Mas, nos últimos meses, Guatemala, Honduras, Jamaica e Guiana encerraram esses acordos, que, em alguns casos, permitiram o envio de pessoal de saúde cubano por mais de 25 anos.
“O governo dos EUA está perseguindo, pressionando e extorquindo outros governos para que encerrem a presença das Brigadas Médicas Cubanas em diversos países, sob pretextos falsos”, declarou no X o chanceler cubano Bruno Rodríguez.
O chefe da diplomacia cubana destacou que “os objetivos do governo americano e a campanha diplomático-midiática que desenvolve são continuar cercando a economia cubana e cortar fontes de receita legítimas para asfixiar o povo de Cuba”.
O governo do presidente Donald Trump aplica uma política de “pressão máxima” contra Cuba, que impede as exportações de petróleo para a ilha depois que forças americanas derrubaram, no início de janeiro, o presidente venezuelano Nicolás Maduro, até então o maior aliado de Havana, e ameaça com sanções os países que enviarem petróleo bruto para Cuba.
Essa medida aprofundou a crise econômica e energética em Cuba, que sofre frequentes e prolongados apagões. Na semana passada, Trump abriu uma exceção ao permitir que um petroleiro russo entregasse 730 mil barris de petróleo bruto à ilha, o primeiro carregamento que chegou ao país em três meses.
O republicano não esconde seu desejo de uma mudança de regime em Cuba, situada a apenas 150 quilômetros dos Estados Unidos.

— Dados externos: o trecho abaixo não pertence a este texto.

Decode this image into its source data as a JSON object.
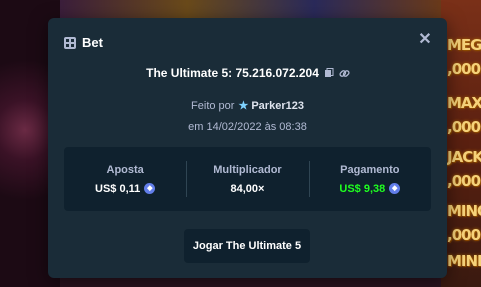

Segundo Washington, a ilha representa uma “ameaça excepcional” por suas estreitas relações com a Rússia, a China e o Irã.
“Trabalho forçado”
Rodríguez se pronunciou depois que a Comissão Interamericana de Direitos Humanos (CIDH) publicou na terça-feira um relatório que denuncia graves violações de direitos humanos nas missões médicas internacionais de Cuba, como retenções salariais dos participantes, ameaças de penas de prisão de até oito anos para quem as abandonar e confisco de passaportes.
Em entrevista à AFP, o presidente da CIDH, Edgar Stuardo Ralón, afirmou que existem elementos para qualificar como “trabalho forçado” e “tráfico humano” várias práticas realizadas nesse programa.

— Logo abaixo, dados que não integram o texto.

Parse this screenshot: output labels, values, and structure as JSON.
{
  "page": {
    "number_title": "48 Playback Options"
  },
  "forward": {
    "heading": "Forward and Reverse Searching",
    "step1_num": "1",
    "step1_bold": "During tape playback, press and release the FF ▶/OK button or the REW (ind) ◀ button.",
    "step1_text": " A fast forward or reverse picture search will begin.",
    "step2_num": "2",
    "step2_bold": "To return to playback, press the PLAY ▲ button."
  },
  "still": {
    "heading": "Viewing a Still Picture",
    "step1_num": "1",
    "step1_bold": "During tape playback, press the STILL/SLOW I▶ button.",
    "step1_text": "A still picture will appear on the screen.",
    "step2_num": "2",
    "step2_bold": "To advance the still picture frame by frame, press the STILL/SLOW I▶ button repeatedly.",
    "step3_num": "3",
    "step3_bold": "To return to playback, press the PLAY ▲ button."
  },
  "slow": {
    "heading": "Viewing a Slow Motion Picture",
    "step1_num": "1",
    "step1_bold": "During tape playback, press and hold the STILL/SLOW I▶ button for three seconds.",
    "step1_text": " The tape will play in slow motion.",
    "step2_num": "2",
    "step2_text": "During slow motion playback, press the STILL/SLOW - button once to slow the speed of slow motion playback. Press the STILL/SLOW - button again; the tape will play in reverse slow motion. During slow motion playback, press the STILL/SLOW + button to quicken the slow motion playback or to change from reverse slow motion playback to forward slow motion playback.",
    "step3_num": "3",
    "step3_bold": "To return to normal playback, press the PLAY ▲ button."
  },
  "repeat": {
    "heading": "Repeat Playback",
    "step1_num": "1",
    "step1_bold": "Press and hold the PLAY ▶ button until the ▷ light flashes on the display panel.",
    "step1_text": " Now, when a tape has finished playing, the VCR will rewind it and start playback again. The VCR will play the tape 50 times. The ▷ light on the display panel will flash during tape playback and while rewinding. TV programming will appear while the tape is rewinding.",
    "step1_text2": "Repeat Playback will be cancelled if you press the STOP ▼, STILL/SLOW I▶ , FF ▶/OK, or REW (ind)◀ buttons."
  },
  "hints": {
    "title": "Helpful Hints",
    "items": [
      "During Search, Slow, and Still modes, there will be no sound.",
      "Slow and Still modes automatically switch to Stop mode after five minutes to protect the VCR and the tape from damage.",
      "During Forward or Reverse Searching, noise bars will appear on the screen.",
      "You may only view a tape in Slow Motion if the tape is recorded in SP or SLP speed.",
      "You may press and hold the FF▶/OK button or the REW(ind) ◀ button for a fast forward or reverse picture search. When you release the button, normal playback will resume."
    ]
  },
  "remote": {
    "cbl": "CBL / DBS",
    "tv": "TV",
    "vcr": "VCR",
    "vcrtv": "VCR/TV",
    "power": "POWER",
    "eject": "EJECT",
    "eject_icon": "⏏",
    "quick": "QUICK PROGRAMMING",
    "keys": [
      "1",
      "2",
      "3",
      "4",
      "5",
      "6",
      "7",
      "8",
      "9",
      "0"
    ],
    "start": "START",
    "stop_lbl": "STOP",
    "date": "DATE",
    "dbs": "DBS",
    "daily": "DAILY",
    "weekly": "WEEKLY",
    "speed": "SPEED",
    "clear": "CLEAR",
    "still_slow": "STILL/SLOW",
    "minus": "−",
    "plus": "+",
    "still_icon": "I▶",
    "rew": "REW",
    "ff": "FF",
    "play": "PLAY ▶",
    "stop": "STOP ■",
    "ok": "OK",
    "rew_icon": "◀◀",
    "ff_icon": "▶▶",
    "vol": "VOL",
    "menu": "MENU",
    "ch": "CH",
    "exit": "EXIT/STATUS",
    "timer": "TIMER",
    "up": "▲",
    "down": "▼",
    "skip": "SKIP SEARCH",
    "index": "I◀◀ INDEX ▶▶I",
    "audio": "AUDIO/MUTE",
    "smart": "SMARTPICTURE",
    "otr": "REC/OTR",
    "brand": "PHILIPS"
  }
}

“É uma situação de desamparo dramática que ignora o conceito de trabalho e tratamento dignos, como se [os participantes] fossem tratados de maneira totalmente abusiva, obrigados a seguir regras, transformados em entes que não possuem o mínimo inerente a qualquer pessoa”, acrescentou Ralón.
Segundo estatísticas oficiais cubanas citadas no relatório da CIDH, os profissionais da ilha recebem apenas entre 2,5% e 25% do que os países receptores pagam a Cuba pelos serviços médicos.

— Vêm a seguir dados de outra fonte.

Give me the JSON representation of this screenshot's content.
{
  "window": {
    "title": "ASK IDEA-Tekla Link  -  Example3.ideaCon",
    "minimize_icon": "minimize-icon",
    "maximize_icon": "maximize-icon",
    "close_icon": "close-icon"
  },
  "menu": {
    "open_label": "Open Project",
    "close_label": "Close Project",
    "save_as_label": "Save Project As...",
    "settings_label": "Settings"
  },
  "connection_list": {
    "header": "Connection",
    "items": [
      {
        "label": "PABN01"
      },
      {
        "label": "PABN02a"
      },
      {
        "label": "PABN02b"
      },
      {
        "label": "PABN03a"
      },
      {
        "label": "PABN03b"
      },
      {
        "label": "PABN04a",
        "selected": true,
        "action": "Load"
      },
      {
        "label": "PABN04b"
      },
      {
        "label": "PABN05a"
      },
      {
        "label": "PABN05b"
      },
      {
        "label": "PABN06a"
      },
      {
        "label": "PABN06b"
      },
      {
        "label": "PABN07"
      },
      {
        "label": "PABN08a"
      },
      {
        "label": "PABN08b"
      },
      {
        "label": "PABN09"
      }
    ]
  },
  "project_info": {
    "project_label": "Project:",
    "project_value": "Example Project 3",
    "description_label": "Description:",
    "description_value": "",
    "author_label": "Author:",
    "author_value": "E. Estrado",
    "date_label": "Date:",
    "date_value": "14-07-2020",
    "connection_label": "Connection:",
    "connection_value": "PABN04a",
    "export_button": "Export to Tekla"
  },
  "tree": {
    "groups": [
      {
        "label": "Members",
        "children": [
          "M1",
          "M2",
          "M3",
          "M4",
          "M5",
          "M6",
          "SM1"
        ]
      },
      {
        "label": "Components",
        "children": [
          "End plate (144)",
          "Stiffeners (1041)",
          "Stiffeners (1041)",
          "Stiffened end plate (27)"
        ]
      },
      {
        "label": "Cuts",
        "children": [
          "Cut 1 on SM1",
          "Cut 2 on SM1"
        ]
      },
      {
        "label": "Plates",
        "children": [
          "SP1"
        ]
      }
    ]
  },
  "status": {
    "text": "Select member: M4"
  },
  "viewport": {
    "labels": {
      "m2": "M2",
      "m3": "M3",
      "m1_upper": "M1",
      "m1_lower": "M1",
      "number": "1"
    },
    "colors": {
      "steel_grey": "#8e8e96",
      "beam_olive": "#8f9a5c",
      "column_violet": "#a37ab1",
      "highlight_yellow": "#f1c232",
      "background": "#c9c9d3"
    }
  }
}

Como consequência, o pessoal envolvido “não disporia de uma remuneração que lhes permita subsistir dignamente” nem “cobrir os custos básicos de vida”, aponta a Comissão.
O chanceler cubano insistiu que as brigadas médicas de seu país “desempenham tarefas solidárias em locais de difícil acesso; ajudam no desenvolvimento de sistemas de saúde com recursos humanos experientes; e seu pessoal é contratado de forma voluntária, legal e soberana”, de acordo com normas internacionais.
Em meio ao aumento das tensões entre Cuba e Estados Unidos, os dois países mantêm um diálogo que está em um estágio “muito preliminar”, disse na segunda-feira à AFP a vice-chanceler cubana Josefina Vidal, figura-chave na restauração das relações bilaterais em 2015.